Ben de herkes gibi, bu yazıyı yazdığım güne (düne) kadar daha enteresan bir maç izlememiştim. Gruplar ikinci maçlarını yaparken söylediğim iki söz vardı: “Hırvatlardan çekiniyorum” ve “finale kalırsak İspanyolları yeneriz!” Hangi takımların finale kalacağını bilemiyorum elbette, ama yarı finalistlerden birini belirlemiş olan Hırvatistan maçımız başlarken yemekten kaçmamızın sebebi buydu.
Yedincisi düzenlenen “Somuncu Baba ve Hulusi Efendi Kültür Etkinlikleri” için Darende’deydik. Yemek masasının başında TBMM eski başkanı ve Manisa Milletvekili Bülent Arınç oturuyordu. Tohma çayının kıvrıldığı köşedeki esrarlı bahçe kalabalık ve yemekler şahaneydi, ama gözümüz görmedi… Otelin salonuna geldiğimizde maçın 17. dakikasıydı, koltuklara dizildik. Önümüze çaylar çerezler geldi ve kendimizi maça bıraktık.
Ofsayt düdüğünden sonra kalemize top gönderen Hırvat’a kart göstermeyen hakeme bağırırken, herkes ayağa kalktı. Baktım ki Bülent Bey içeride, gelip yanıma oturdu; demek o da yemekten kaçmış(!).. Sonra birlikte maçı seyrettik; ve uzatmaları ve penaltıları… Oyun aralarda da aynı tabaktan çerez yiyip çay içtik.

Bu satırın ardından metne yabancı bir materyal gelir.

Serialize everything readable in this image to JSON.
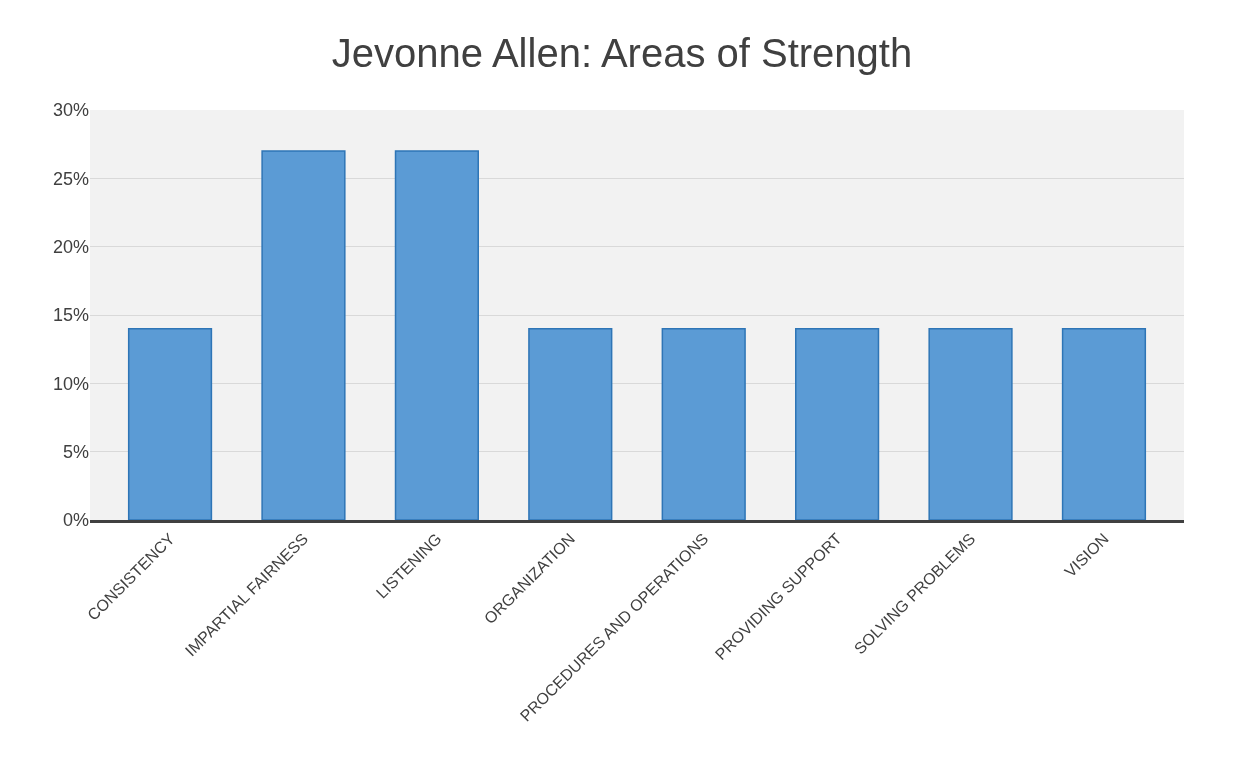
{
  "chart_data": {
    "type": "bar",
    "title": "Jevonne Allen: Areas of Strength",
    "categories": [
      "CONSISTENCY",
      "IMPARTIAL FAIRNESS",
      "LISTENING",
      "ORGANIZATION",
      "PROCEDURES AND OPERATIONS",
      "PROVIDING SUPPORT",
      "SOLVING PROBLEMS",
      "VISION"
    ],
    "values": [
      14,
      27,
      27,
      14,
      14,
      14,
      14,
      14
    ],
    "color": "#5b9bd5",
    "ylim": [
      0,
      30
    ],
    "yticks": [
      {
        "value": 0,
        "label": "0%"
      },
      {
        "value": 5,
        "label": "5%"
      },
      {
        "value": 10,
        "label": "10%"
      },
      {
        "value": 15,
        "label": "15%"
      },
      {
        "value": 20,
        "label": "20%"
      },
      {
        "value": 25,
        "label": "25%"
      },
      {
        "value": 30,
        "label": "30%"
      }
    ],
    "grid": "y"
  }
}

Siyasetle işim olmasa da, Bülent Arınç eskiden beri sempati duyduğum az siyasiden biridir. Sıcaklığı, sükûneti, gönüllere nüfuzu diğerlerinden daha farklıdır, malum… Bilmediğimse futbol merakıymış, heyecanla ayağa fırlamaları, uzun alkışları, samimi tezahüratlarıymış… Üç dört saat yan yana oturduğumuz Sayın Arınç; oteldeki diğer gazeteci arkadaşlar; direklerin arkasına siperlenip pozisyonları kaçırmamaya çalışan garson ve görevliler; stadyumda, yurt içinde ve bütün dünyadaki dostlarımız hep birlikte “3. Viyana Kuşatması”nın zaferle sonuçlanmasını bekliyorduk.
Milli davaya dönen bu maç biterken golü yeyip çöktük aşağı!
Dili dualı Bülent Bey de çok üzgün “ah, vah” ediyordu, hatta deminden beri gözleri stadyumdaki başbakanı arıyordu… Ve fakat çok geçmeden Semih’ten öyle bir gol geldi ki herkes yerinden fırladı, birbirine sarıldı… Sonra penaltılar; her attığımız gol ve kalemize girmeyen her top ortalığı ayağa kaldırdı… Seçen ve seçilen, seven ve sevilen birbirine sarıldı.
Bu resim dedi ki herkese:
Bir ve birlik olursak aşılmayacak hangi yol, geçilmeyecek hangi dağ olur ki?!.